Online Program

Acceptability of fluoridated salt in a rural Latino community in California

Sunday, November 3, 2013

Claudia Guerra, MSW, Dept Preventive & Restorative Dental Sciences and Center to Address Children's Oral Health Disparities, University of California San Francisco, San Francisco, CA
Judy Gonzalez-Vargas, BS, Center to Address Children's Oral Health Disparities, University of California San Francisco, San Francisco, CA
Kristin S. Hoeft, PhD, Department of Preventive & Restorative Dental Sciences; Department of Pediatrics, University of California- San Francisco, San Francisco, CA
Judith C. Barker, PhD, Departments of Anthropology, History and Social Medicine; Associate Director, Center to Address Children’s Oral Health Disparities, University of California, San Francisco, San Francisco, CA
Objective: To assess acceptability of salt fluoridation in a representative farmworker community in California's Central Valley without access to fluoridated municipal drinking water, and limited access to oral health education and dental care. Methods: Qualitative in-depth interviews (N=30) and five focus groups (N=40) were conducted in Spanish with Latino women and men. Topics included participants' knowledge of fluoride and the acceptability of fluoridated salt (NaF) as a preventive for dental caries. Audio recordings were translated to English, transcribed, and text data coded for emerging themes. Results: Salt (NaCl) was very present in multiple aspects of family and work life.
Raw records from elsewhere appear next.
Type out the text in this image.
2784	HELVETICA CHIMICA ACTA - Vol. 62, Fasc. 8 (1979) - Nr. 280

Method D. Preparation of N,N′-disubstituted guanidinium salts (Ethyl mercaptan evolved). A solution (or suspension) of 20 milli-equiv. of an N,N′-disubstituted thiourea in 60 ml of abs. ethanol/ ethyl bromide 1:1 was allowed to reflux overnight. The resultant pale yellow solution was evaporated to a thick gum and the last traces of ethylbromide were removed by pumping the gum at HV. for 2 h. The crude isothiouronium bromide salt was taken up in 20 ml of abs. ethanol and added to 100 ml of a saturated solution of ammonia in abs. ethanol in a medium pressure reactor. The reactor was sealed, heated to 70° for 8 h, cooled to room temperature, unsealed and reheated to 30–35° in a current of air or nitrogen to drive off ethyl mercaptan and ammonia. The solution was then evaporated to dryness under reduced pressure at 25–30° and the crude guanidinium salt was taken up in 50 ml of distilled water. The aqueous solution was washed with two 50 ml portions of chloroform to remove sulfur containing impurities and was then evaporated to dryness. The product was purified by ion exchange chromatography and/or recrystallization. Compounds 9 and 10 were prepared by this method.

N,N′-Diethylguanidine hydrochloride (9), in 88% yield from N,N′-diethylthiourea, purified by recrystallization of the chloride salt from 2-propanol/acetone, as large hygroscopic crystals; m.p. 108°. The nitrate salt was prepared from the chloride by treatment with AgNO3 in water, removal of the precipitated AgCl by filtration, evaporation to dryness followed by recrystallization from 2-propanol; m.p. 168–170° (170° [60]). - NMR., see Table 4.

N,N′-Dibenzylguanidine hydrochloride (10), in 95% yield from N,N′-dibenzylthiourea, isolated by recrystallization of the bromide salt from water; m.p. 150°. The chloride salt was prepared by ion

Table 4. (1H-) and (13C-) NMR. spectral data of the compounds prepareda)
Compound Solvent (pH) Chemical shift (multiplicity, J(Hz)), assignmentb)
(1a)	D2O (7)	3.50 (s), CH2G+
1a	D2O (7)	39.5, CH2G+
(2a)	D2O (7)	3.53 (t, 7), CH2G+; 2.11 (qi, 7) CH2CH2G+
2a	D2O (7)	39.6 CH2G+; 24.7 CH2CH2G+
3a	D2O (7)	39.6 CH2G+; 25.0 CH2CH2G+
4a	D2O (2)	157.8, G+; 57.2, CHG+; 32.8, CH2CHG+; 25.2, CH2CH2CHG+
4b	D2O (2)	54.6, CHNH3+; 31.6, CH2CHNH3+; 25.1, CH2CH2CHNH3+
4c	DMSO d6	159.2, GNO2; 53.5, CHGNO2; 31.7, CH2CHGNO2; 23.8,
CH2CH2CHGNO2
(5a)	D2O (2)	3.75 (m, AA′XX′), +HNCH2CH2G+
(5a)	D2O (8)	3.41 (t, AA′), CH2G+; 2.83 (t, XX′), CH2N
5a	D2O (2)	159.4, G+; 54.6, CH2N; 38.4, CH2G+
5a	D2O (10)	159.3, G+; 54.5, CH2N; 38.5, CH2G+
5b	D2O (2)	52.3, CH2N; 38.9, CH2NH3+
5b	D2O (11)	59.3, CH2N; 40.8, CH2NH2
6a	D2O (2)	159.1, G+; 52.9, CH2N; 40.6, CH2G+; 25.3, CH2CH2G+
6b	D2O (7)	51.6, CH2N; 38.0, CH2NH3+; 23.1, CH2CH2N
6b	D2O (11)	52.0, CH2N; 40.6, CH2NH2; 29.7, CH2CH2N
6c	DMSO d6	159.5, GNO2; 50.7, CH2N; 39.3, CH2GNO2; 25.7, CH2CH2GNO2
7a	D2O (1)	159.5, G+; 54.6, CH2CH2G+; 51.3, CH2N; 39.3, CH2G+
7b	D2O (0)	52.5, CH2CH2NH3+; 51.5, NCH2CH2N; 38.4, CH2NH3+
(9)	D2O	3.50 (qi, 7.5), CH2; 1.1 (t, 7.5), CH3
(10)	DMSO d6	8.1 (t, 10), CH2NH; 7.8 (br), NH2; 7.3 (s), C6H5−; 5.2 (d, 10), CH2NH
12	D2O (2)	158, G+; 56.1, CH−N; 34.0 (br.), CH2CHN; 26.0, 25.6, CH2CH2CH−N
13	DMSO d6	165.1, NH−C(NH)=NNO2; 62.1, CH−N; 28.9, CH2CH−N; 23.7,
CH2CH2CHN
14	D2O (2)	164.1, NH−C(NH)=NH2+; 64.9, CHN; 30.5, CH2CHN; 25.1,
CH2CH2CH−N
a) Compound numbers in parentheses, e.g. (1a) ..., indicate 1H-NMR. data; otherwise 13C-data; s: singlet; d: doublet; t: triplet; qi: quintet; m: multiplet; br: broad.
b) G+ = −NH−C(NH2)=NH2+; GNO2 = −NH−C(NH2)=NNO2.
Fluoride was often confused with iodine in salt. Aside from knowing fluoride was in toothpaste, most participants were unaware of its value in dental caries prevention. Before using NaF in their daily lives, the majority indicated they would first need to know and evaluate information about what fluoride is, what it does, how it tastes, its cost and benefits, as well as potential harms. On being given this information, participants deemed it acceptable. Most said they would be willing to try NaF including for their children. Dentists and health educators would be the most trusted information sources. Asked if fluoridated salt would alter their daily salt intake, participants expressed doubts because “salt is salt,” and taste governs the quantity they consume. Conclusions: Salt fluoridation as a caries preventive would be acceptable to high-risk rural Hispanic populations if trustworthy information about its properties and benefits were available.

Learning Areas:

Chronic disease management and prevention
Diversity and culture
Social and behavioral sciences

Learning Objectives:
Discuss reasons why rural Latino communities might resist accepting fluordiated salt as a caries preventive Identify one way in which this resistance could be addressed

Keyword(s): Child Health Promotion, Oral Health

Presenting author's disclosure statement:

Qualified on the content I am responsible for because: I have been a principal investigator on multiple fedeally funded projects focussing on health disparitites and chronic illnesses, including oral health conditions. I designed this study, obtained funding, trained and oversaw work of field resarchers, developed coodes and engaged in textual data analysis and writing
Any relevant financial relationships? No

I agree to comply with the American Public Health Association Conflict of Interest and Commercial Support Guidelines, and to disclose to the participants any off-label or experimental uses of a commercial product or service discussed in my presentation.